Plusieurs semaines s’étaient écoulées depuis cette fameuse nuit où Scorpius et elle s’étaient avoués qu’ils s’aimaient. Plusieurs semaines où Rose avait perçu, avec inquiétude, une pointe lancinante de douleur se former juste au-dessus de son cœur, et grossir jusqu’à devenir une partie intégrante de son corps. Elle éprouvait une véritable douleur physique, aussi concrète qu’une plaie à vif, et qui ne s’apaisait jamais.

La nuit, lorsqu’elle gisait étendue dans son lit, un chassé-croisé d’émotions contraires lui traversait l’esprit, à tel point qu’elle demeurait éveillée jusqu’à l’aube. Elle était convaincue d’avoir pris la bonne décision. Ou plutôt, à défaut de bonne décision, la seule qui était possible à ses yeux. De plus, elle avait de l’expérience lorsqu’il s’agissait de faire abstraction de ses sentiments. L’enfance de Rose lui avait appris à se couper de tout lien émotionnel, à endurer la séparation d’avec un proche lorsque tous les opposaient. Avec sa mère, par exemple, elle avait souffert intérieurement des déchirements qui les divisaient. Elle avait su, à chaque dispute, que chaque parole sortie de sa bouche les éloignerait un peu plus. Mais elle les avait prononcées quand même. Elle était allée jusqu’au bout, parce que ce qu’elle défendait valait plus que ce qu’elle désirait. Pour Scorpius, cela aurait dû être la même chose. Et pourtant, non.

Le plus terrible, avec Scorpius, c’était à quel point il lui manquait. Ron avait eu raison de dire qu’après avoir connu une telle flamme, tout semblait terne et sans goût. Loin de Scorpius, privée de leurs conversations qui étaient devenues l’équivalent d’une drogue, pour elle, Rose tremblait dans le froid. Elle n’arrivait pas à se détacher de cette solitude intérieure qui lui était maintenant devenue insupportable. Elle ne supportait plus d’être seule en elle-même. Elle n’avait été seule que bien trop longtemps. C’était comme si sa propre existence ne lui suffisait plus. Elle était devenue la moitié d’un tout qu’elle avait refusé d’atteindre. Quelle folie…
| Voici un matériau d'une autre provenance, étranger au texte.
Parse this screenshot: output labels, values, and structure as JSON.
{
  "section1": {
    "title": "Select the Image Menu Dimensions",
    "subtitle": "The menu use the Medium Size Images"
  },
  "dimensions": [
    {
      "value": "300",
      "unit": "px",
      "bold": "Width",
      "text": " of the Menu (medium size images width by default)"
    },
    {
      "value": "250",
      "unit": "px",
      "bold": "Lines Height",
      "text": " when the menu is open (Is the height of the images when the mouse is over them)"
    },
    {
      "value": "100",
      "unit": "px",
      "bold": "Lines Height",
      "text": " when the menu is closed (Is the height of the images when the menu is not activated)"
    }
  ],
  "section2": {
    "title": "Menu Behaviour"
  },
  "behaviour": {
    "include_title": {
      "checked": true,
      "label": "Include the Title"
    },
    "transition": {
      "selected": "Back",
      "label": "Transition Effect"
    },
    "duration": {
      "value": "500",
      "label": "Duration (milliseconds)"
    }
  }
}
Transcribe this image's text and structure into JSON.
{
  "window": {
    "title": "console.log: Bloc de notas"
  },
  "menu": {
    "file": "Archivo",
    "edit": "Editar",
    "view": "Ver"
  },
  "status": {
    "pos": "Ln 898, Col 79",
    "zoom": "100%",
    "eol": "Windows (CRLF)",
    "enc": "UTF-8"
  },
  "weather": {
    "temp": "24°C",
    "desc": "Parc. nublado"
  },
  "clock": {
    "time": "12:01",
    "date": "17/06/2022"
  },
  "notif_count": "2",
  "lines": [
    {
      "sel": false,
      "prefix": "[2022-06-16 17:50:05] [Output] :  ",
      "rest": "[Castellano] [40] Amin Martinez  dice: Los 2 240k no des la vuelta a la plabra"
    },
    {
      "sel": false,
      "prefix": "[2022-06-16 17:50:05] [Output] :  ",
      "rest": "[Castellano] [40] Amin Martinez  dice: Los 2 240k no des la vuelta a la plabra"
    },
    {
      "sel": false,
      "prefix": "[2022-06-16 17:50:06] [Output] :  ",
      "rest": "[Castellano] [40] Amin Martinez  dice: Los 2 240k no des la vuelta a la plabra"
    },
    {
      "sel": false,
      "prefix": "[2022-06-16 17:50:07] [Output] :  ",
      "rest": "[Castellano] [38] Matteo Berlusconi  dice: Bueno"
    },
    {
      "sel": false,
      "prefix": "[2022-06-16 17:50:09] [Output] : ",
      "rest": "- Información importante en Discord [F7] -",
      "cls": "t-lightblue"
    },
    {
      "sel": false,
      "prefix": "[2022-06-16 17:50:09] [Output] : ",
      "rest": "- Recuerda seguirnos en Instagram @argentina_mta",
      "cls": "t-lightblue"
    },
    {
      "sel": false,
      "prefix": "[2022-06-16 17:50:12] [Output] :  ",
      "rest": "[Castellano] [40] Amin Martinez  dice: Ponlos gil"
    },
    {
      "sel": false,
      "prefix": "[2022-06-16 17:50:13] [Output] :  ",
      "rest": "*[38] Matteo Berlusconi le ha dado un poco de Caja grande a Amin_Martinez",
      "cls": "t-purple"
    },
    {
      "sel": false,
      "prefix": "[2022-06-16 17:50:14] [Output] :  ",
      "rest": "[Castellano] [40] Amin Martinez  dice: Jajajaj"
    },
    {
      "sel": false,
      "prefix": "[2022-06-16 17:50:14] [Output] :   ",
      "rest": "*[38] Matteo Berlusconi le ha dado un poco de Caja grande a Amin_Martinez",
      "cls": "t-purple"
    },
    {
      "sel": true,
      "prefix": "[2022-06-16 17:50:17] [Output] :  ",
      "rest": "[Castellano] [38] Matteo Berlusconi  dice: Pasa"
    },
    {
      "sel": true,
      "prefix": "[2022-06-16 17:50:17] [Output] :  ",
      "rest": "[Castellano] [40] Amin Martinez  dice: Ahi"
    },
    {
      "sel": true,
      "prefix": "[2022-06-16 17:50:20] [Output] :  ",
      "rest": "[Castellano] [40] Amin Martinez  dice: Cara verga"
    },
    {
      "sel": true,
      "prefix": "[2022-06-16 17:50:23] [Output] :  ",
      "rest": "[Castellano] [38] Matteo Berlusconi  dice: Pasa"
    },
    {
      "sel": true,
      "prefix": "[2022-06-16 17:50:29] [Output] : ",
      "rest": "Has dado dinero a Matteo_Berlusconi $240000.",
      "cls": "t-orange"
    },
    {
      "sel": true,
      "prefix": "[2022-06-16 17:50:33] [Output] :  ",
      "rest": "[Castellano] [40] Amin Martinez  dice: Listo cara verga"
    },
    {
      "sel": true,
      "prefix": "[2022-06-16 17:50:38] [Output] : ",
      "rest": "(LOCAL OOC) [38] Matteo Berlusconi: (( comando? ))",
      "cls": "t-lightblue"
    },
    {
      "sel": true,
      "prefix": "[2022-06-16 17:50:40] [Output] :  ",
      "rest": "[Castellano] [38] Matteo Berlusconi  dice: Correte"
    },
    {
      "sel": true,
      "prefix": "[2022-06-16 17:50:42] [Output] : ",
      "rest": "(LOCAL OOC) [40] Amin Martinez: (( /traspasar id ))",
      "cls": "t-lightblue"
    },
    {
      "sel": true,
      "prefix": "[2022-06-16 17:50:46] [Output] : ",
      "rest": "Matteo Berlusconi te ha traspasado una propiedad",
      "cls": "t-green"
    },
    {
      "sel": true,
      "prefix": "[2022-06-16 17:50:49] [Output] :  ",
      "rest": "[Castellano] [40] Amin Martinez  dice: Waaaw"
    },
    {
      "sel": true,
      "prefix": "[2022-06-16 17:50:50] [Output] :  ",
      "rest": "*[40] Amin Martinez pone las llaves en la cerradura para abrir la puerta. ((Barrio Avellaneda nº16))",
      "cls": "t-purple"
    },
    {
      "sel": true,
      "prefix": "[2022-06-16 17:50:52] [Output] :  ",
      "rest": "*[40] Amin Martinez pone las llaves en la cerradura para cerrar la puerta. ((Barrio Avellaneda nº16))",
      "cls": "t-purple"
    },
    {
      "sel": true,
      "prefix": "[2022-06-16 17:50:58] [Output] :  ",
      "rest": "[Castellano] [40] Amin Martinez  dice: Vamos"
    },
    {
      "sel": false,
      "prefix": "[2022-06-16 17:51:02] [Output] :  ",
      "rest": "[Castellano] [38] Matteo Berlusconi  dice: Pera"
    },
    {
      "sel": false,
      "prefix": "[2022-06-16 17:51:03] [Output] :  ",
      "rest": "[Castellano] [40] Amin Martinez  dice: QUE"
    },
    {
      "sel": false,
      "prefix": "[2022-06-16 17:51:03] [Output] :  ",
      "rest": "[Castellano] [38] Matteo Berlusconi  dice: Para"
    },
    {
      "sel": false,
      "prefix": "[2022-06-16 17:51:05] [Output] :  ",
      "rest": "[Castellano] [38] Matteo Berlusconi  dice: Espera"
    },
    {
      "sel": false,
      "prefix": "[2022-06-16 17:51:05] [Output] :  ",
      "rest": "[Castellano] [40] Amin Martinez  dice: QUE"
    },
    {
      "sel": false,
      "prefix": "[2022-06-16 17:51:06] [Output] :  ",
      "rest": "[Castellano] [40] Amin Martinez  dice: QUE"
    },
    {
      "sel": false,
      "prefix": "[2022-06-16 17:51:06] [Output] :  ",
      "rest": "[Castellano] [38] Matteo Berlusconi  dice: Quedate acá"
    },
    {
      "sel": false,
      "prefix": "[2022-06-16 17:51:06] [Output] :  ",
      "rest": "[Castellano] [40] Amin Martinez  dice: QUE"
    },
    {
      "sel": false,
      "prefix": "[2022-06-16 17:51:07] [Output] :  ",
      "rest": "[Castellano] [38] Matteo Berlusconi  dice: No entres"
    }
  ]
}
D’un autre côté, Rose n’avait rien perdu de sa détermination. Elle savait qu’elle pouvait compter sur cet aspect-là d’elle-même. Elle se disait qu’en insistant suffisamment longtemps, qu’en se le répétant suffisamment fort, elle maintiendrait le masque en place et qu’un jour, il cesserait de glisser. Un jour, la douleur s’en irait. Ou alors, elle s’y habituerait. Le vide, le manque. Elle avait déjà tellement pris sur elle… Elle pouvait bien en supporter encore un peu plus.

Mais voilà, la souffrance qu’elle éprouvait n’avait rien à voir avec tout ce qu’elle avait déjà ressenti. C’était un sentiment étranger, dérangeant, particulièrement persistant. Il créait un décalage en elle-même qui accrochait son attention, ses pensées, l’empêchait de s’en détourner. Rose avait la sensation de se tenir au bord d’un grand précipice, le sol ondulant sous ses pieds, requérant toute sa concentration pour ne pas basculer… Elle était malheureuse, tout simplement. Et furieuse de sa faiblesse. Et terrifiée, car cette influence pernicieuse ne cessait d’empirer au lieu de décroître. Combien de temps pourrait-elle encore s’infliger cela à elle-même ? Cela semblait complètement délirant… Mais une fois encore, Rose avait l’habitude de ne pas prendre ses désirs en compte. Non, le pire restait Scorpius…

Car ce qu’elle s’infligeait à elle-même, Rose avait conscience de le lui infliger à lui aussi. Et cette pensée, celle-là au-dessus de toutes les autres, lui était insupportable.

Une semaine après leur déclaration, tous deux avaient été forcés de se retrouver pour leur cours commun d’Astronomie. Scorpius n’avait rien dit, du moins rien qui ne sorte du cadre de leur travail. Son visage n’avait affiché ni tristesse, ni reproche, ni colère, rien de très perceptible, en vérité. Mais Rose savait le comprendre à présent. Elle savait que Scorpius était aussi doué qu’elle au petit jeu de la dissimulation. Et elle savait que s’il cachait ses émotions, en sa présence, c’était pour ne pas la blesser. Pour qu’elle ne se sente pas coupable. Evidemment, cela avait produit exactement l’effet inverse. Rose commençait tout juste à prendre la mesure des tourments qu’elle lui avait infligés, pas seulement cette année, mais aussi durant toutes celles qui avaient précédées. Et ces aveux, cet éloignement, c’était pire que tout. Que Scorpius cherche encore à ménager ses sentiments en dépit des siens ne faisait que lui souligner sa propre cruauté. C’était elle qui ne le méritait pas…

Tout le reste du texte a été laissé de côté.